Micah was loving this attention, don't let the body language fool you. Check out his grin. |
Athan after a long walk, enjoying a snack while a crazy looking bike rider enters the square from behind him. |
Morgan. Sweet girl, full of life and imagination, riding the purple bike statue. |
We've been playing outside LOTS since spring weather is finally here, enjoying backyard baseball with the neighbor kids, skateboarding and roller blading. Eric and Erin are both in stressy season right now. Local church conference and Easter back to back have Eric at lots of evening meetings, and Erin is recovering from mid-term projects and tromping on toward final projects. Everything feels controlled right now- not chaos, and I can tell we're not overly busy because we still make time for weekly family movie nights, walks with the dog and movies/TV time without kids too.

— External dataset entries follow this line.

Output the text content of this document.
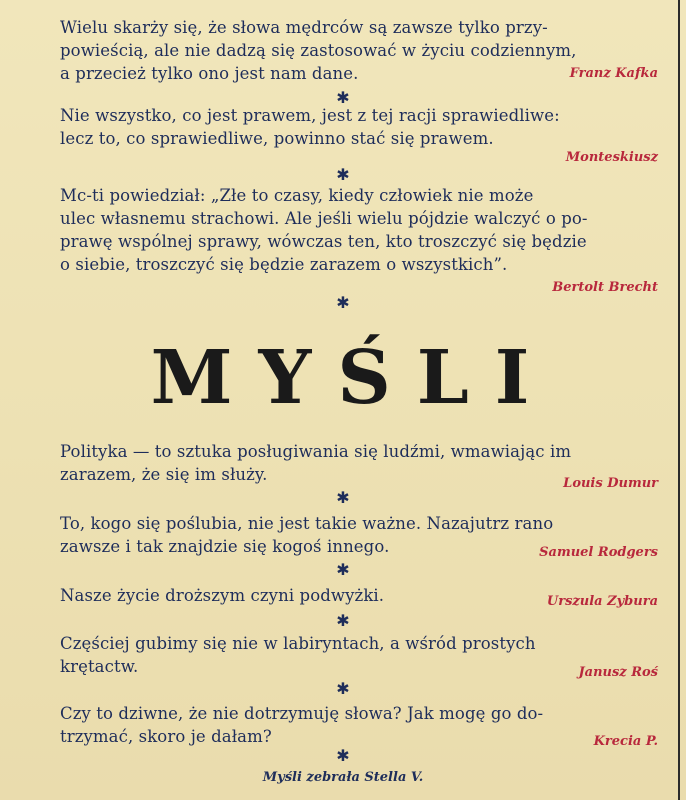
Wielu skarży się, że słowa mędrców są zawsze tylko przy-
powieścią, ale nie dadzą się zastosować w życiu codziennym,
a przecież tylko ono jest nam dane.	Franz Kafka
✱
Nie wszystko, co jest prawem, jest z tej racji sprawiedliwe:
lecz to, co sprawiedliwe, powinno stać się prawem.
Monteskiusz
✱
Mc-ti powiedział: „Złe to czasy, kiedy człowiek nie może
ulec własnemu strachowi. Ale jeśli wielu pójdzie walczyć o po-
prawę wspólnej sprawy, wówczas ten, kto troszczyć się będzie
o siebie, troszczyć się będzie zarazem o wszystkich”.
Bertolt Brecht
✱
MYŚLI
Polityka — to sztuka posługiwania się ludźmi, wmawiając im
zarazem, że się im służy.	Louis Dumur
✱
To, kogo się poślubia, nie jest takie ważne. Nazajutrz rano
zawsze i tak znajdzie się kogoś innego.	Samuel Rodgers
✱
Nasze życie droższym czyni podwyżki.	Urszula Zybura
✱
Częściej gubimy się nie w labiryntach, a wśród prostych
krętactw.	Janusz Roś
✱
Czy to dziwne, że nie dotrzymuję słowa? Jak mogę go do-
trzymać, skoro je dałam?	Krecia P.
✱
Myśli zebrała Stella V.
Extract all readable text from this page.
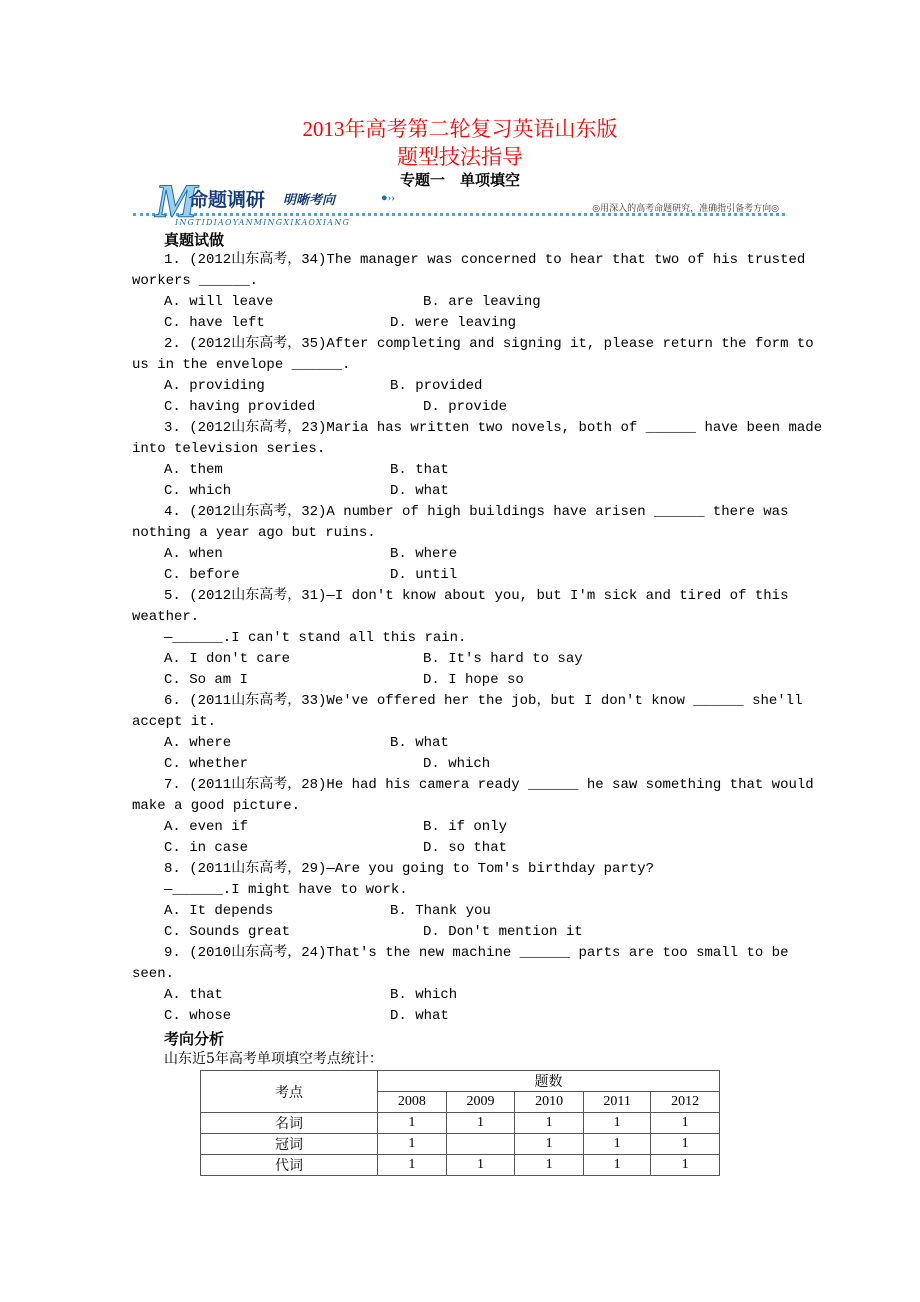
2013年高考第二轮复习英语山东版
题型技法指导
专题一　单项填空
M
命题调研 明晰考向	●››
◎用深入的高考命题研究，准确指引备考方向◎
INGTIDIAOYANMINGXIKAOXIANG
真题试做
1. (2012山东高考，34)The manager was concerned to hear that two of his trusted
workers ______.
A. will leave	B. are leaving
C. have left	D. were leaving
2. (2012山东高考，35)After completing and signing it, please return the form to
us in the envelope ______.
A. providing	B. provided
C. having provided	D. provide
3. (2012山东高考，23)Maria has written two novels, both of ______ have been made
into television series.
A. them	B. that
C. which	D. what
4. (2012山东高考，32)A number of high buildings have arisen ______ there was
nothing a year ago but ruins.
A. when	B. where
C. before	D. until
5. (2012山东高考，31)—I don't know about you, but I'm sick and tired of this
weather.
—______.I can't stand all this rain.
A. I don't care	B. It's hard to say
C. So am I	D. I hope so
6. (2011山东高考，33)We've offered her the job，but I don't know ______ she'll
accept it.
A. where	B. what
C. whether	D. which
7. (2011山东高考，28)He had his camera ready ______ he saw something that would
make a good picture.
A. even if	B. if only
C. in case	D. so that
8. (2011山东高考，29)—Are you going to Tom's birthday party?
—______.I might have to work.
A. It depends	B. Thank you
C. Sounds great	D. Don't mention it
9. (2010山东高考，24)That's the new machine ______ parts are too small to be
seen.
A. that	B. which
C. whose	D. what
考向分析
山东近5年高考单项填空考点统计：
考点	题数				
	2008	2009	2010	2011	2012
名词	1	1	1	1	1
冠词	1		1	1	1
代词	1	1	1	1	1
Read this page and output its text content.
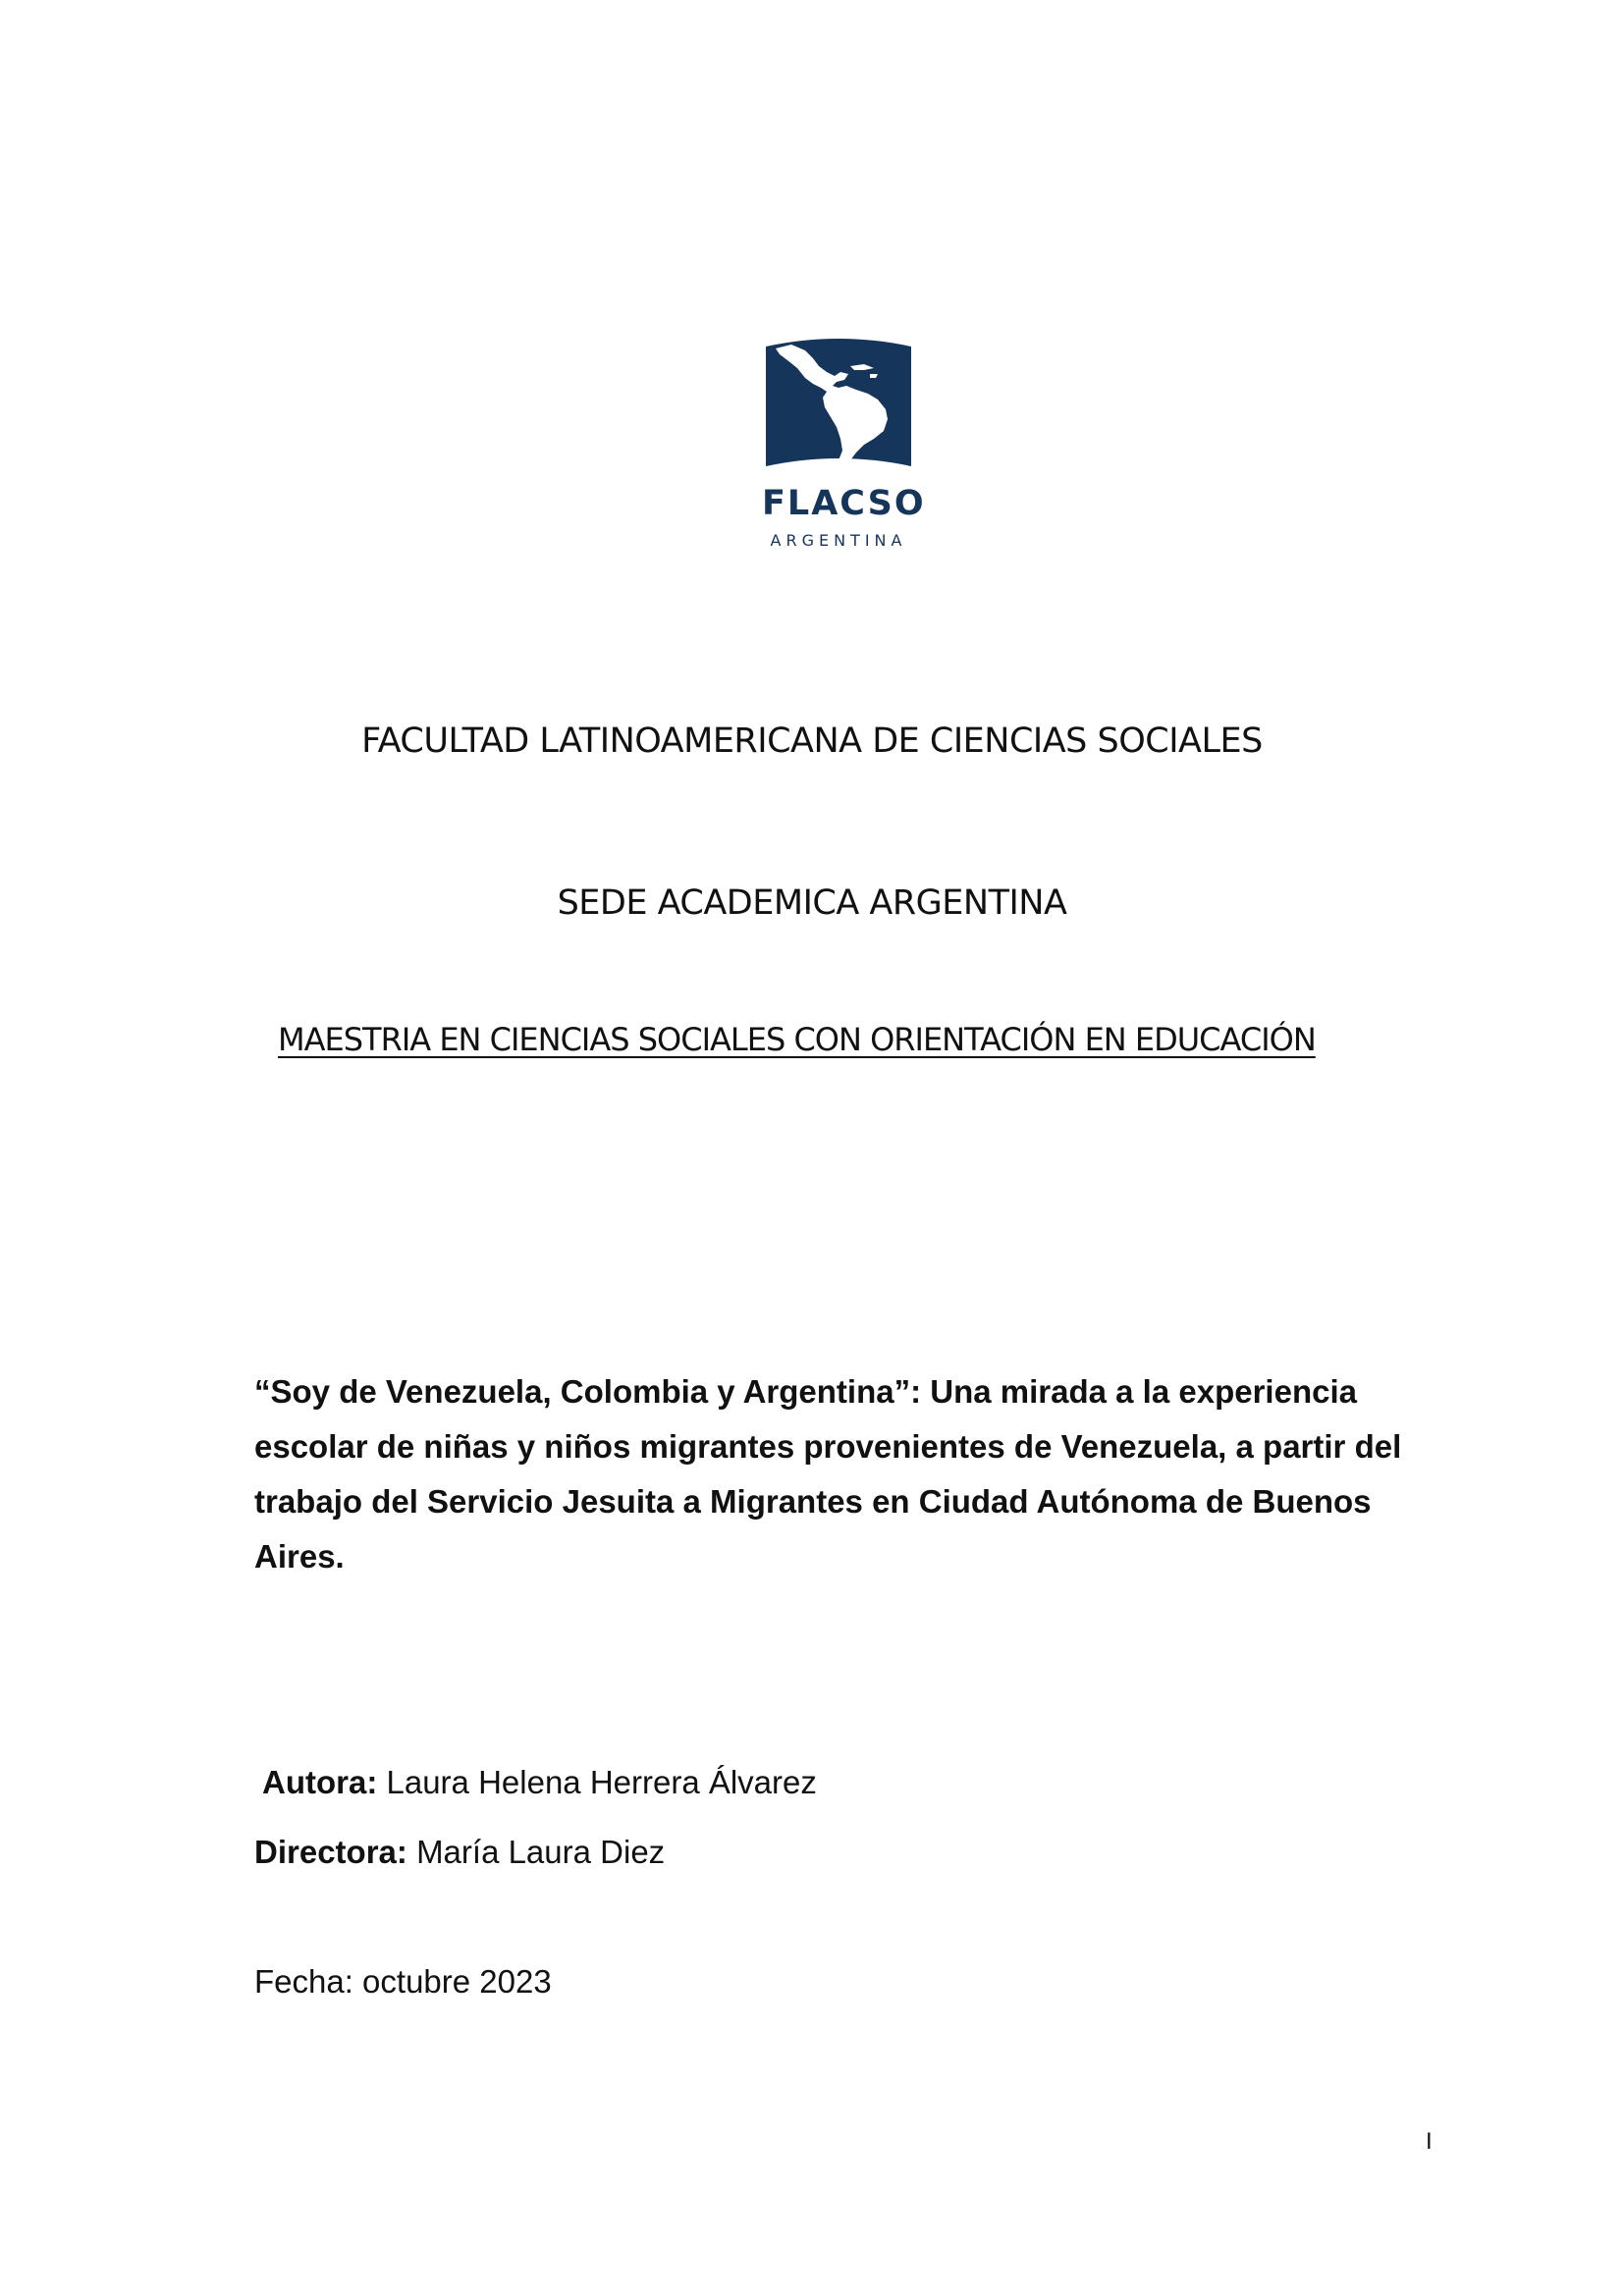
FLACSO
ARGENTINA
FACULTAD LATINOAMERICANA DE CIENCIAS SOCIALES
SEDE ACADEMICA ARGENTINA
MAESTRIA EN CIENCIAS SOCIALES CON ORIENTACIÓN EN EDUCACIÓN
“Soy de Venezuela, Colombia y Argentina”: Una mirada a la experiencia escolar de niñas y niños migrantes provenientes de Venezuela, a partir del trabajo del Servicio Jesuita a Migrantes en Ciudad Autónoma de Buenos Aires.
Autora: Laura Helena Herrera Álvarez
Directora: María Laura Diez
Fecha: octubre 2023
I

And, we just finished up a round of swimming lessons for the kids. Everyone can swim to some extent- some better than others- but we all have basic skills.
School has afforded us lots of opportunity to learn about how other people live differently than we do.
- My friends play video games whenever they want.
- Everyone I know is allowed to watch Spongebob
- What does "retarded" mean when someone says it in a mean way?
And other lovely conversations like why calling a girl on the bus "sexy Lexy" is not the same as "Funny Lexy," or "Silly Lexy." Isaiah and Elijah both got into some trouble on the bus recently, but it was a case of dealing with some name-calling. They may not have made the best choices in handling the kid who was doing the teasing, but again, more opportunities to talk about patience, and grown-up skills like ignoring the kid who is bigger and older and should know better but doesn't. And, the administrator at school who talked to them both called to tell me how wonderful they both were as she disciplined them- how sorry and genuine and lovely they both were as they respectfully took their consequence and didn't argue or get angry.
And I'm probably most excited to write about our very recent evening Bible and prayer times. I think the trials they've experienced at school this year have helped them mature into a sense of why we need God. They have caught very small glimpses of the sin in other people and in themselves, and it is changing them.
We had taken a break for a few months from bedtime Bible reading and family prayer. I'm not sure why, but we had, and I don't feel like it was a negligent thing, just a season. We started up the tradition again recently, and it's different. Everyone is silent and still while Mommy or Daddy prays and we pray slowly and deliberately for quite a few minutes ( a far cry from our hurried, pray, pray, stop-that, pray pray, be-quiet, lay-still prayers of before). Elijah has started joining in to pray a few words here and there when he feels that I haven't given enough detail- all on his own and very sincerely. There is peace and stillness that surrounds our prayer time and it is genuine instead of rushed and "required" as a part of the routine. They are growing and changing inside and out.